We can unwittingly hinder our children’s independence by attempting to solve problems for them. Try to resist the urge to jump in and ‘save’ your child when you see them struggling with something. It’s hard because our natural instinct is to make sure our children are safe and happy, but they’ll never learn what they’re capable of if we accommodate their every whim or try to rescue them too frequently. Give your child the time and space to try to figure things out themselves, while of course providing support and encouragement; this will give them the chance to solve problems and overcome obstacles independently, which will boost their self-esteem and confidence when it comes to tackling new challenges. 


Encourage small risks


Of course, you want to keep your child safe, but eliminating all risk in their life robs children of the opportunity to develop resilience. It’s important to allow and encourage appropriate risk-taking so your child has the chance to develop essential life skills. As much as you might want to protect them, giving them age-appropriate freedom to take small risks will increase their confidence in themselves, making it more likely they’ll face obstacles head on rather than retreating. These small risks could be as simple as encouraging them to put their hand up more in class or talking to someone new - overcoming these small hurdles will build your child’s self-esteem. 

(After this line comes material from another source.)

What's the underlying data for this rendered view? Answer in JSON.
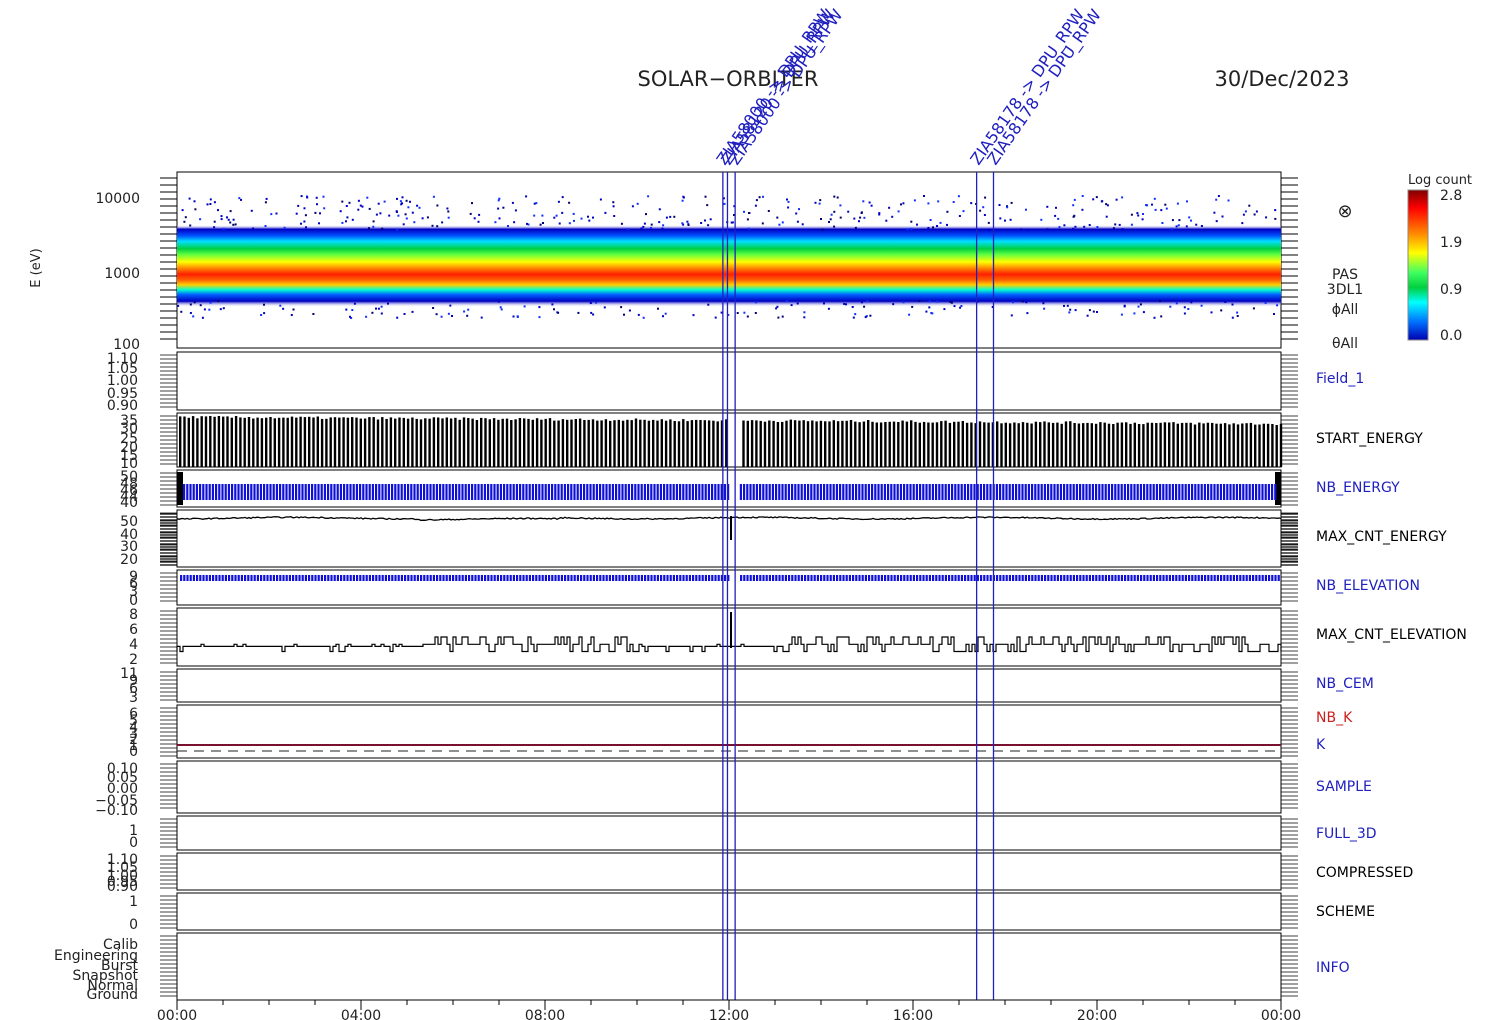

Keep things in perspective


Next time your child faces a disappointment or setback, encourage them to look on the bright side and identify the opportunities for learning and growth in the situation. Remind them of the bigger picture and encourage them to keep a sense of perspective. Of course it’s okay to feel disappointed or frustrated, but developing a habit of finding the silver linings in challenging situations will help your child approach life with a positive mindset, which is an important element of resilience.